The containerized HA reference demonstrates the same flow through self-host/container/run-container-ha-demo.sh --ci.
Incident Triage ​
Use the restaurant incident demo as the current failure-visibility proof:
./examples/restaurant-approval/self-host/run-self-hosted-incident.sh --ciFor the containerized HA reference:
./examples/restaurant-approval/self-host/container/run-container-ha-incident.sh --ciFor real incidents:
- Check execution status and read
errorCode,errorMessage,attempt, andstepIndex. - Confirm whether the execution is retrying, failed, or terminally DLQ'd.
- Inspect coordinator logs or the configured execution DLQ for the matching execution id.
- Correct the downstream dependency or input path that caused the failure.
- Confirm downstream idempotency before any re-drive.
- Re-drive a terminal execution with
POST /tpf/admin/tenants/{tenantId}/executions/{executionId}/redrive.
Re-drive reads the durable execution record and re-enqueues the original execution id. The DLQ message is evidence for triage and alerting; it is not consumed as the replay source. FAILED execution re-drive is opt-in (allowFailed=true) because those failures may not have exhausted the DLQ path.
Manual Upgrade And Drain ​
The current safe upgrade procedure is conservative:
- Deploy workers that host the new release version.
- Register or heartbeat the new workers for the new release.
- Register and activate the new release.
- Submit canary executions and verify worker availability and results.
- Mark old workers draining when they should stop accepting new hosted submissions.

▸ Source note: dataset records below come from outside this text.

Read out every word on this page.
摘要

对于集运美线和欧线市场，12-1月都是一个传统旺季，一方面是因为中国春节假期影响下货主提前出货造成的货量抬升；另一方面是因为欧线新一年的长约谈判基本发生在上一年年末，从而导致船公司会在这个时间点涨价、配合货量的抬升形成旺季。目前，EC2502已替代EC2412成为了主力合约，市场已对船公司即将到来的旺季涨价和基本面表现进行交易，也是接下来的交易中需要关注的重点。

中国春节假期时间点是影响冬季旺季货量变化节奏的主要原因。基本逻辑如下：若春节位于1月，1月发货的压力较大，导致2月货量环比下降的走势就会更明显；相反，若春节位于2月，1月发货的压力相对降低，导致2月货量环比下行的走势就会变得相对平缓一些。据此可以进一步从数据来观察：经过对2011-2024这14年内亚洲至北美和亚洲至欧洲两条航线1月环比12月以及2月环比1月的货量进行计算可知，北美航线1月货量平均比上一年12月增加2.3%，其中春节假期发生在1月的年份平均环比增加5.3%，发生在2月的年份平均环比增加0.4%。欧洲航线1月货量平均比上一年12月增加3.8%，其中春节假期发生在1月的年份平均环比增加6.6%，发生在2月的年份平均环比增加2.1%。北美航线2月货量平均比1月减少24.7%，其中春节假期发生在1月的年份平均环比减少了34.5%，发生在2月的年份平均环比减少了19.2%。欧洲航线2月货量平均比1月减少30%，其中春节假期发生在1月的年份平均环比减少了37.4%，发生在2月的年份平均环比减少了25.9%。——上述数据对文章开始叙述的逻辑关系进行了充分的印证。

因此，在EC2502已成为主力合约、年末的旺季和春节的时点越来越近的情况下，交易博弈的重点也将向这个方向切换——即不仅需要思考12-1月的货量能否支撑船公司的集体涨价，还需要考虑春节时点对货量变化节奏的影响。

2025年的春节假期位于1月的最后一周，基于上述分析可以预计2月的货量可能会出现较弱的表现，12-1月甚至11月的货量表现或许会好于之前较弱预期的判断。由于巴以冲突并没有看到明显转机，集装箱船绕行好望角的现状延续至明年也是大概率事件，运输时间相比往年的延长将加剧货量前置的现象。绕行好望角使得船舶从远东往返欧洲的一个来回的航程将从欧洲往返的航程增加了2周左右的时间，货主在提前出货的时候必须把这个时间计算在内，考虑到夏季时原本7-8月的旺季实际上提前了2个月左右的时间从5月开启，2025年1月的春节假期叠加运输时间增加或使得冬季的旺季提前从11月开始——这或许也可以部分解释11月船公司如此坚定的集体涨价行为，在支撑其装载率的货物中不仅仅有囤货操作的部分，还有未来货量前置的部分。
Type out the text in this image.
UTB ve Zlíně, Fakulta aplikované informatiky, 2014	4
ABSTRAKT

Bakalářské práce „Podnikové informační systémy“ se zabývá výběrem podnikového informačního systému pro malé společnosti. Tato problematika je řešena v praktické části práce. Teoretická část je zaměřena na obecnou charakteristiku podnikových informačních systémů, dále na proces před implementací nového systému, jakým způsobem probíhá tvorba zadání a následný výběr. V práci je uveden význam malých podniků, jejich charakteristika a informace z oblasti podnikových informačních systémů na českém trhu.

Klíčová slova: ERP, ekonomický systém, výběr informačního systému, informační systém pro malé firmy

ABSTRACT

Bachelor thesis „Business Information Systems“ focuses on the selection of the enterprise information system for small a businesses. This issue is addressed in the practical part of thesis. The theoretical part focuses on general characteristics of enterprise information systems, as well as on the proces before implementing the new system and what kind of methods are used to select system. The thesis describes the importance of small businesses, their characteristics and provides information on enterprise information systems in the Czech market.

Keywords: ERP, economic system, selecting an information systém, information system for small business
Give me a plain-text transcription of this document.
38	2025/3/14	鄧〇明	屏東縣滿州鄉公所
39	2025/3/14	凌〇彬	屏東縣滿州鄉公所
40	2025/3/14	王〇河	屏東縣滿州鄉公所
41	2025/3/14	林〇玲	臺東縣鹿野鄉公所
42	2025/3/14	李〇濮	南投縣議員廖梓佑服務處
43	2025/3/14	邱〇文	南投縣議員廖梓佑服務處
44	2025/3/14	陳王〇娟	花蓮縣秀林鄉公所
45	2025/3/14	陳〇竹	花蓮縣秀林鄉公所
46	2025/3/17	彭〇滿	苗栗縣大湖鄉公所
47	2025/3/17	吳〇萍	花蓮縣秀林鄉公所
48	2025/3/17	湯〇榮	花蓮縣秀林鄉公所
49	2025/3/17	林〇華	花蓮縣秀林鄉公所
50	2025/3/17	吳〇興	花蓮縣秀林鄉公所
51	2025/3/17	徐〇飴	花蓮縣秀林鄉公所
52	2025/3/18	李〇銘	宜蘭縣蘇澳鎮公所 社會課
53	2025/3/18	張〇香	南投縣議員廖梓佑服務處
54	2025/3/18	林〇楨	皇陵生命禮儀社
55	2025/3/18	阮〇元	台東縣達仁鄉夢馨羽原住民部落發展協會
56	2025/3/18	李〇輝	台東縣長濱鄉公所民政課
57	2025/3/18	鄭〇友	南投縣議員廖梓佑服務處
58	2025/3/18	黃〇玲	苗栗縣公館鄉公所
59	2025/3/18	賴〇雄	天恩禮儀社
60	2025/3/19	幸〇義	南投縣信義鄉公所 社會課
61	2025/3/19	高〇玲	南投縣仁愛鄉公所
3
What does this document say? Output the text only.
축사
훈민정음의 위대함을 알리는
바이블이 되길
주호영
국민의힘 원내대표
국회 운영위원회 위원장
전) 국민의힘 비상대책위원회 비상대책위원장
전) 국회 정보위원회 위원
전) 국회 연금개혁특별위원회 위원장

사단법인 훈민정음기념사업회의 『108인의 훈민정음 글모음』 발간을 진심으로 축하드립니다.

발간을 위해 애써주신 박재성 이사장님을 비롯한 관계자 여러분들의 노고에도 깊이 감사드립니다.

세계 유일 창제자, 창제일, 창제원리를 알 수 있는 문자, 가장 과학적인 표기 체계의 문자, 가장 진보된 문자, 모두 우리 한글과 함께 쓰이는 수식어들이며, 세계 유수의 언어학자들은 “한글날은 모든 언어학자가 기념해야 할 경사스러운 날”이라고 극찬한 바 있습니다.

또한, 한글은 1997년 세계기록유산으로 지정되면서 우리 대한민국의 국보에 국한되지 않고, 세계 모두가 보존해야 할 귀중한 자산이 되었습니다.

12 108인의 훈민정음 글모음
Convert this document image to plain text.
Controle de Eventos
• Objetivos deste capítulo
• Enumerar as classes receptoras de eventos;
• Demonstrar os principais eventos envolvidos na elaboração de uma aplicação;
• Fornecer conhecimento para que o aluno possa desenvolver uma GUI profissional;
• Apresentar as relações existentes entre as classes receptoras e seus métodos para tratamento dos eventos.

- Leave old workers running until executions pinned to the old release drain.
- Stop old workers only after status queries show no active executions for the old release.
The lifecycle model is intentionally small. It records HEALTHY, STALE, DRAINING, and UNAVAILABLE views for submit admission. It does not autoscale workers, choose among worker pools, manage Kubernetes deployments, or move in-flight executions between workers.
What To Monitor ​
At minimum:
- work queue depth and oldest message age,
- execution status distribution: running, waiting external, retrying, failed, DLQ,
- lease takeover and sweeper activity,
- await pending count and oldest pending deadline,
- DLQ publication count and repeated failure fingerprints,
- worker protocol latency and transport failures,
- release activation events and active release id per tenant/pipeline,
- worker lifecycle records by tenant, pipeline, release, and state.
For metric names and observability surfaces, use the operations guides for Metrics, Replay & Live Topology, and the Operator Playbook.
Current Limits ​
This recipe intentionally does not include:
- Kubernetes manifests or Docker Compose files,
- dynamic JAR loading in the coordinator,
- append-only execution/await state storage,
- bulk DLQ-message consumers or automated replay campaigns,
- worker autoscaling, fleet routing, or deployment orchestration,
- production tenancy, RBAC, or org/principal management.
The file-backed release registry is suitable for local/dev and single-coordinator self-host pilots. Use the Dynamo release registry for multi-coordinator release metadata. Use the S3-compatible release artifact store only for artifacts that should be coordinator-managed blobs; use OCI or Maven-style repositories for artifacts that already have native repository semantics.